10th February 2021, Skopje – Government of the Republic of North Macedonia supported the draft amendments to the Law on Investment Funds, thus creating possibilities for greater liberalization and deepening of the capital market Opportunity to establish new types of investments funds also provides for greater competition, accelerated consolidation and more efficient management of investors’ assets. The Law also underpins greater transparency by getting the potential investors informed in a clear, unambiguous and comprehensible manner, all to the end of timely assessing the risks and the potential costs related to investments.

Amendments to the Law on Investment Funds are an integral part of the broader capital market reform, being aimed at further harmonization with the European Directives.

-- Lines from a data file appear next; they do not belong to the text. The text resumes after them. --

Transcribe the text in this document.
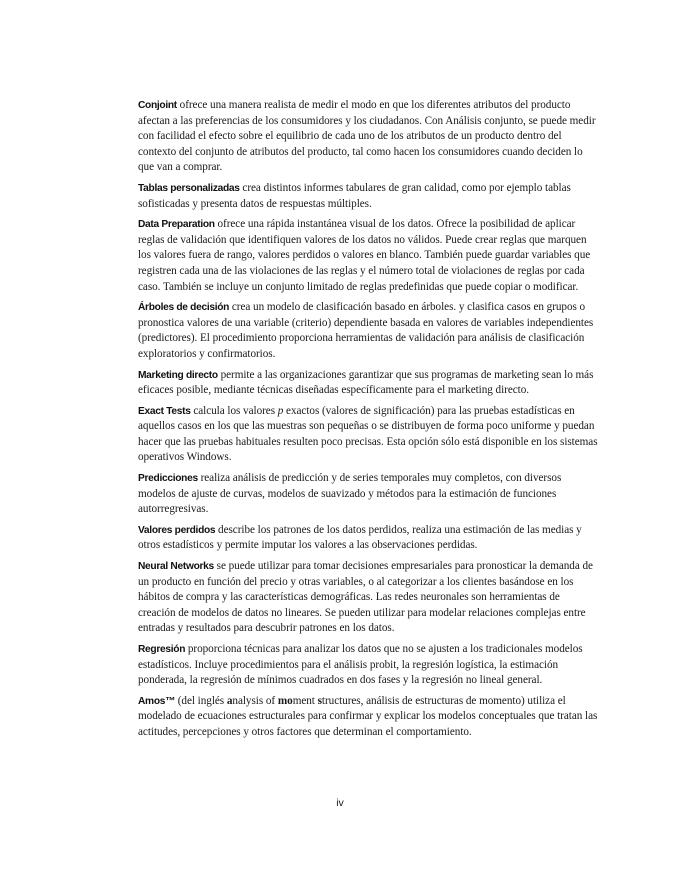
Conjoint ofrece una manera realista de medir el modo en que los diferentes atributos del producto afectan a las preferencias de los consumidores y los ciudadanos. Con Análisis conjunto, se puede medir con facilidad el efecto sobre el equilibrio de cada uno de los atributos de un producto dentro del contexto del conjunto de atributos del producto, tal como hacen los consumidores cuando deciden lo que van a comprar.

Tablas personalizadas crea distintos informes tabulares de gran calidad, como por ejemplo tablas sofisticadas y presenta datos de respuestas múltiples.

Data Preparation ofrece una rápida instantánea visual de los datos. Ofrece la posibilidad de aplicar reglas de validación que identifiquen valores de los datos no válidos. Puede crear reglas que marquen los valores fuera de rango, valores perdidos o valores en blanco. También puede guardar variables que registren cada una de las violaciones de las reglas y el número total de violaciones de reglas por cada caso. También se incluye un conjunto limitado de reglas predefinidas que puede copiar o modificar.

Árboles de decisión crea un modelo de clasificación basado en árboles. y clasifica casos en grupos o pronostica valores de una variable (criterio) dependiente basada en valores de variables independientes (predictores). El procedimiento proporciona herramientas de validación para análisis de clasificación exploratorios y confirmatorios.

Marketing directo permite a las organizaciones garantizar que sus programas de marketing sean lo más eficaces posible, mediante técnicas diseñadas específicamente para el marketing directo.

Exact Tests calcula los valores p exactos (valores de significación) para las pruebas estadísticas en aquellos casos en los que las muestras son pequeñas o se distribuyen de forma poco uniforme y puedan hacer que las pruebas habituales resulten poco precisas. Esta opción sólo está disponible en los sistemas operativos Windows.

Predicciones realiza análisis de predicción y de series temporales muy completos, con diversos modelos de ajuste de curvas, modelos de suavizado y métodos para la estimación de funciones autorregresivas.

Valores perdidos describe los patrones de los datos perdidos, realiza una estimación de las medias y otros estadísticos y permite imputar los valores a las observaciones perdidas.

Neural Networks se puede utilizar para tomar decisiones empresariales para pronosticar la demanda de un producto en función del precio y otras variables, o al categorizar a los clientes basándose en los hábitos de compra y las características demográficas. Las redes neuronales son herramientas de creación de modelos de datos no lineares. Se pueden utilizar para modelar relaciones complejas entre entradas y resultados para descubrir patrones en los datos.

Regresión proporciona técnicas para analizar los datos que no se ajusten a los tradicionales modelos estadísticos. Incluye procedimientos para el análisis probit, la regresión logística, la estimación ponderada, la regresión de mínimos cuadrados en dos fases y la regresión no lineal general.

Amos™ (del inglés analysis of moment structures, análisis de estructuras de momento) utiliza el modelado de ecuaciones estructurales para confirmar y explicar los modelos conceptuales que tratan las actitudes, percepciones y otros factores que determinan el comportamiento.

iv
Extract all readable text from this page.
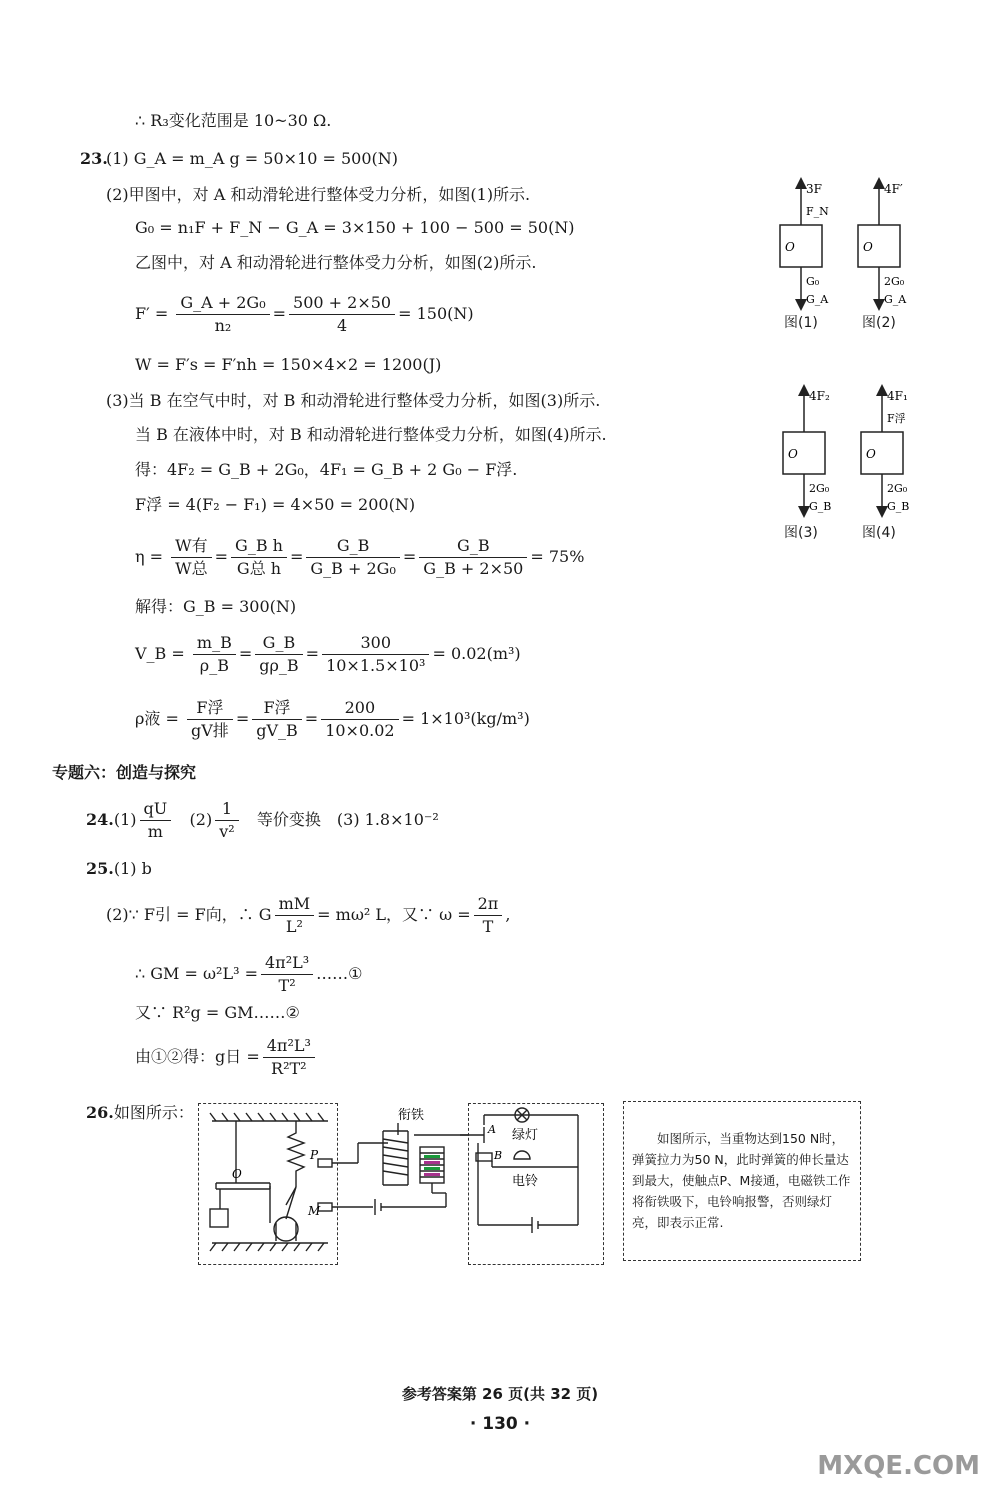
∴ R₃变化范围是 10~30 Ω.
23.
(1) G_A = m_A g = 50×10 = 500(N)
(2)甲图中，对 A 和动滑轮进行整体受力分析，如图(1)所示.
G₀ = n₁F + F_N − G_A = 3×150 + 100 − 500 = 50(N)
乙图中，对 A 和动滑轮进行整体受力分析，如图(2)所示.
$F' = \frac{\text{G\_A + 2G₀}}{\text{n₂}} = \frac{500 + 2\times 50}{4} = 150(N)$
W = F′s = F′nh = 150×4×2 = 1200(J)
(3)当 B 在空气中时，对 B 和动滑轮进行整体受力分析，如图(3)所示.
当 B 在液体中时，对 B 和动滑轮进行整体受力分析，如图(4)所示.
得：4F₂ = G_B + 2G₀，4F₁ = G_B + 2 G₀ − F浮.
F浮 = 4(F₂ − F₁) = 4×50 = 200(N)
$\eta = \frac{\text{W有}}{\text{W总}} = \frac{\text{G\_B h}}{\text{G总 h}} = \frac{G\_B}{\text{G\_B + 2G₀}} = \frac{G\_B}{G\_B + 2\times 50} = 75\%$
解得：G_B = 300(N)
V_B = $\frac{m\_B}{\rho\_B} = \frac{G\_B}{g\rho\_B} = \frac{300}{\text{10×1.5×10³}} = 0.02(m^3)$
ρ液 = $\frac{\text{F浮}}{\text{gV排}} = \frac{\text{F浮}}{gV\_B} = \frac{200}{10\times 0.02} = 1\times 10^3(kg/m^3)$
专题六：创造与探究
$24.(1) \frac{qU}{m} (2) \frac{1}{\text{v²}}$ 等价变换　(3) 1.8×10⁻²
25.(1) b
(2)∵ F引 = F向，∴ G $\frac{mM}{\text{L²}} = m\omega^2$ L，又∵ $\omega = \frac{2\pi}{T}$ ,
∴ GM = $\omega^2L^3 = \frac{\text{4π²L³}}{\text{T²}}$ ……①
又∵ R²g = GM……②
由①②得：g日 = $\frac{\text{4π²L³}}{\text{R²T²}}$
26.如图所示：
3F
F_N
O
G₀
G_A
4F′
O
2G₀
G_A
图(1)	图(2)
4F₂
O
2G₀
G_B
4F₁
F浮
O
2G₀
G_B
图(3)	图(4)
O
P
M
衔铁
A
B
绿灯
电铃
如图所示，当重物达到150 N时，弹簧拉力为50 N，此时弹簧的伸长量达到最大，使触点P、M接通，电磁铁工作将衔铁吸下，电铃响报警，否则绿灯亮，即表示正常.
参考答案第 26 页(共 32 页)
· 130 ·
MXQE.COM
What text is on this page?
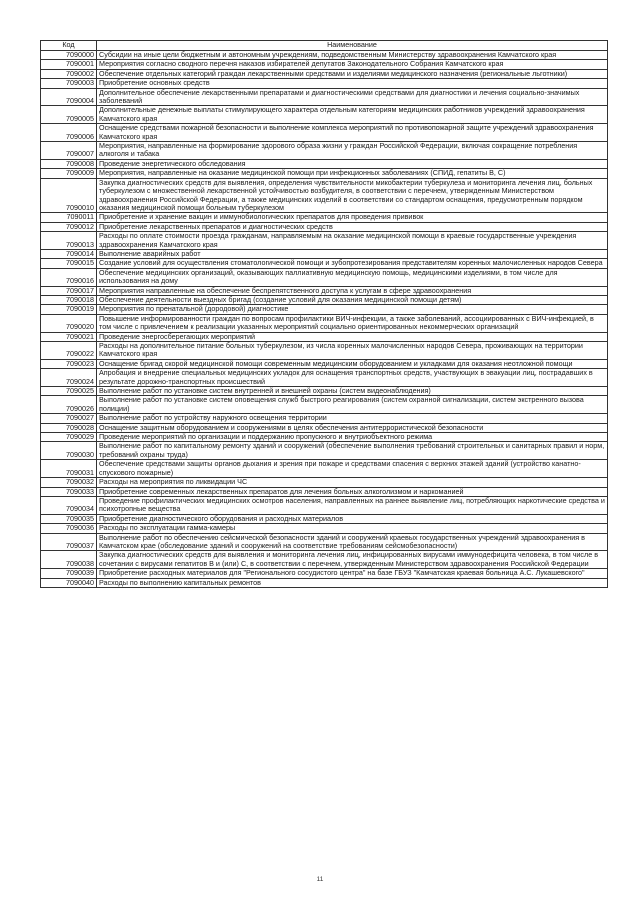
Код	Наименование
7090000	Субсидии на иные цели бюджетным и автономным учреждениям, подведомственным Министерству здравоохранения Камчатского края
7090001	Мероприятия согласно сводного перечня наказов избирателей депутатов Законодательного Собрания Камчатского края
7090002	Обеспечение отдельных категорий граждан лекарственными средствами и изделиями медицинского назначения (региональные льготники)
7090003	Приобретение основных средств
7090004	Дополнительное обеспечение лекарственными препаратами и диагностическими средствами для диагностики и лечения социально-значимых заболеваний
7090005	Дополнительные денежные выплаты стимулирующего характера отдельным категориям медицинских работников учреждений здравоохранения Камчатского края
7090006	Оснащение средствами пожарной безопасности и выполнение комплекса мероприятий по противопожарной защите учреждений здравоохранения Камчатского края
7090007	Мероприятия, направленные на формирование здорового образа жизни у граждан Российской Федерации, включая сокращение потребления алкоголя и табака
7090008	Проведение энергетического обследования
7090009	Мероприятия, направленные на оказание медицинской помощи при инфекционных заболеваниях (СПИД, гепатиты В, С)
7090010	Закупка диагностических средств для выявления, определения чувствительности микобактерии туберкулеза и мониторинга лечения лиц, больных туберкулезом с множественной лекарственной устойчивостью возбудителя, в соответствии с перечнем, утвержденным Министерством здравоохранения Российской Федерации, а также медицинских изделий в соответствии со стандартом оснащения, предусмотренным порядком оказания медицинской помощи больным туберкулезом
7090011	Приобретение и хранение вакцин и иммунобиологических препаратов для проведения прививок
7090012	Приобретение лекарственных препаратов и диагностических средств
7090013	Расходы по оплате стоимости проезда гражданам, направляемым на оказание медицинской помощи в краевые государственные учреждения здравоохранения Камчатского края
7090014	Выполнение аварийных работ
7090015	Создание условий для осуществления стоматологической помощи и зубопротезирования представителям коренных малочисленных народов Севера
7090016	Обеспечение медицинских организаций, оказывающих паллиативную медицинскую помощь, медицинскими изделиями, в том числе для использования на дому
7090017	Мероприятия направленные на обеспечение беспрепятственного доступа к услугам в сфере здравоохранения
7090018	Обеспечение деятельности выездных бригад (создание условий для оказания медицинской помощи детям)
7090019	Мероприятия по пренатальной (дородовой) диагностике
7090020	Повышение информированности граждан по вопросам профилактики ВИЧ-инфекции, а также заболеваний, ассоциированных с ВИЧ-инфекцией, в том числе с привлечением к реализации указанных мероприятий социально ориентированных некоммерческих организаций
7090021	Проведение энергосберегающих мероприятий
7090022	Расходы на дополнительное питание больных туберкулезом, из числа коренных малочисленных народов Севера, проживающих на территории Камчатского края
7090023	Оснащение бригад скорой медицинской помощи современным медицинским оборудованием и укладками для оказания неотложной помощи
7090024	Апробация и внедрение специальных медицинских укладок для оснащения транспортных средств, участвующих в эвакуации лиц, пострадавших в результате дорожно-транспортных происшествий
7090025	Выполнение работ по установке систем внутренней и внешней охраны (систем видеонаблюдения)
7090026	Выполнение работ по установке систем оповещения служб быстрого реагирования (систем охранной сигнализации, систем экстренного вызова полиции)
7090027	Выполнение работ по устройству наружного освещения территории
7090028	Оснащение защитным оборудованием и сооружениями в целях обеспечения антитеррористической безопасности
7090029	Проведение мероприятий по организации и поддержанию пропускного и внутриобъектного режима
7090030	Выполнение работ по капитальному ремонту зданий и сооружений (обеспечение выполнения требований строительных и санитарных правил и норм, требований охраны труда)
7090031	Обеспечение средствами защиты органов дыхания и зрения при пожаре и средствами спасения с верхних этажей зданий (устройство канатно-спускового пожарные)
7090032	Расходы на мероприятия по ликвидации ЧС
7090033	Приобретение современных лекарственных препаратов для лечения больных алкоголизмом и наркоманией
7090034	Проведение профилактических медицинских осмотров населения, направленных на раннее выявление лиц, потребляющих наркотические средства и психотропные вещества
7090035	Приобретение диагностического оборудования и расходных материалов
7090036	Расходы по эксплуатации гамма-камеры
7090037	Выполнение работ по обеспечению сейсмической безопасности зданий и сооружений краевых государственных учреждений здравоохранения в Камчатском крае (обследование зданий и сооружений на соответствие требованиям сейсмобезопасности)
7090038	Закупка диагностических средств для выявления и мониторинга лечения лиц, инфицированных вирусами иммунодефицита человека, в том числе в сочетании с вирусами гепатитов В и (или) С, в соответствии с перечнем, утвержденным Министерством здравоохранения Российской Федерации
7090039	Приобретение расходных материалов для "Регионального сосудистого центра" на базе ГБУЗ "Камчатская краевая больница А.С. Лукашевского"
7090040	Расходы по выполнению капитальных ремонтов
11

Two types of investments funds such as master funds and so-called feeder funds will be introduced under the proposed solutions, which will also provide for merging the already established funds into the existing open-end funds in the Republic of North Macedonia, as well as merging of two or several open-end funds into a new open-end investment fund.

This means that so-called feeder funds could be established. Feeder fund means an open-end investment fund, which has invested at least 85% of its assets in units of another investment fund, so-called master investment fund, which will manage the collected assets. Under the existing Law, maximum 10% of the funds’ assets can be invested in another fund. This will provide for greater liberalization of the capital market, thus also creating opportunity for merging the assets of several investments funds into one fund, by which investors will face less costs for managing and using the expertise of the professional managers in the master funds, the ultimate goal of which is better asset management.

Draft amendments to the Law also regulate the procedure for opening a branch of a foreign management company on the territory of the country, also creating the opportunity for the management company in our country to be able to perform activities related to investment fund management by acquiring qualified holding in a foreign company or by opening subsidiary i.e. branch abroad.

In addition, the proposed amendments also provide for deleting the obligation for the open-end investment fund to collect monetary assets amounting to at least EUR 300,000 in Denar equivalent so as to be established, the obligation to maintain their value up to this amount, as well as the obligation for the investment fund management companies to submit, to the Securities and Exchange Commission, revised semi-annual repots on the company and the investments funds managed thereby. These amendments are aimed at facilitating the operations of the investment fund management companies, as well as harmonizing with the European regulations.